The Higgs boson is a neutral spin-zero boson that was hypothesized in 1964 by Peter Higgs.

Its discovery in 2012 was a landmark in the history of physics. It explained something fundamental: how elementary particles that have mass get their masses.

But it also marked something no less fundamental: the beginning of an era of measuring in detail the particle’s properties and finding out what they might reveal about the nature of the Universe.

One such property is the particle’s mass, which at 125 GeV is surprisingly small. Many theories have been put forward to explain this small mass, but none has so far been confirmed with data.

In their new paper, Dr. D’Agnolo and Dr. Teresi propose a theory to explain both the lightness of the Higgs boson and another fundamental physics puzzle.

According to the theory, in its early moments the Universe is a collection of many universes each with a different value of the Higgs mass, and in some of these universes the Higgs boson is light.

In this multiverse model, universes with a heavy Higgs boson collapse in a big crunch in a very short time, whereas universes with a light Higgs boson survive this collapse.

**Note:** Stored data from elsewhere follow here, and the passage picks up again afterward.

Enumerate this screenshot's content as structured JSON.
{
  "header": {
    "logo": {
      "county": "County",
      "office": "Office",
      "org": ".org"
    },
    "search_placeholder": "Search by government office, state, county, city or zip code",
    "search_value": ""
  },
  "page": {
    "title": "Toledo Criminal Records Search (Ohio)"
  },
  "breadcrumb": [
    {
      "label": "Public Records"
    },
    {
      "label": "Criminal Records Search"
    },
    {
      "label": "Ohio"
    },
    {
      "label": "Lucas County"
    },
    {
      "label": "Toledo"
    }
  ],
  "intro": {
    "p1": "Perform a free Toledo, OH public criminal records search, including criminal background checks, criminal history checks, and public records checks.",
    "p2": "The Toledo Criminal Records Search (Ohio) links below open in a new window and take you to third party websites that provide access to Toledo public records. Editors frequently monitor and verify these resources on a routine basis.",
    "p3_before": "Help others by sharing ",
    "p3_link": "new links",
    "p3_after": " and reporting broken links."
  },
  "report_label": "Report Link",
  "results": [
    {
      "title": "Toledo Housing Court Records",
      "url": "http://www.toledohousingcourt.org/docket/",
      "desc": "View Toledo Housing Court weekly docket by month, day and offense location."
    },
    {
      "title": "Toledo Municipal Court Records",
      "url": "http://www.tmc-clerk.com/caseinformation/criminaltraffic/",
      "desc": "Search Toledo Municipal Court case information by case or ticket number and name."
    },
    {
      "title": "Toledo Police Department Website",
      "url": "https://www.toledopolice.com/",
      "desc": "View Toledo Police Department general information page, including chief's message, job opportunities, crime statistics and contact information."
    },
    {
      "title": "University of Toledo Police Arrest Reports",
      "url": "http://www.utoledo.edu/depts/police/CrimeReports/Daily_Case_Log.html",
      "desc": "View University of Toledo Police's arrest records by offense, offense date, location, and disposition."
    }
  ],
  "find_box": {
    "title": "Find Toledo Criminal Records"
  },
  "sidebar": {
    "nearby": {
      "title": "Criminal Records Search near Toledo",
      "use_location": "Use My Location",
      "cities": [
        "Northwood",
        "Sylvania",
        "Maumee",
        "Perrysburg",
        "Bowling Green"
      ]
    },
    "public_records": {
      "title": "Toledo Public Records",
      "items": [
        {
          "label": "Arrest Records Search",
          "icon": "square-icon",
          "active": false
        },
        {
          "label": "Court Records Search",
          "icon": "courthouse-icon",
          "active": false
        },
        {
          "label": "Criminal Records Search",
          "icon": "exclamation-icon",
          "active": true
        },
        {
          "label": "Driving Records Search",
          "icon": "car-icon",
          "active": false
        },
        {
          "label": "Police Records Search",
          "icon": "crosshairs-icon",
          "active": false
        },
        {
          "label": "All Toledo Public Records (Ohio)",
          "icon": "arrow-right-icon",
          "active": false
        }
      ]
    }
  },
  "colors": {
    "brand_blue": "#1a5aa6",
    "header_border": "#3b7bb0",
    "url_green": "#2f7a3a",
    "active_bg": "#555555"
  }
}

Our present-day Universe would be one of these surviving light-Higgs universes.

What’s more, the model, which includes two new particles in addition to the known particles predicted by the Standard Model, can also explain the puzzling symmetry properties of the strong force, which binds quarks together into protons and neutrons, and protons and neutrons into atomic nuclei.

Although the theory of the strong force, known as quantum chromodynamics, predicts a possible breakdown in strong interactions of a fundamental symmetry called CP symmetry, such a breakdown is not observed in experiments.

One of the new particles in the model can solve this so-called strong CP problem, making strong interactions CP symmetric.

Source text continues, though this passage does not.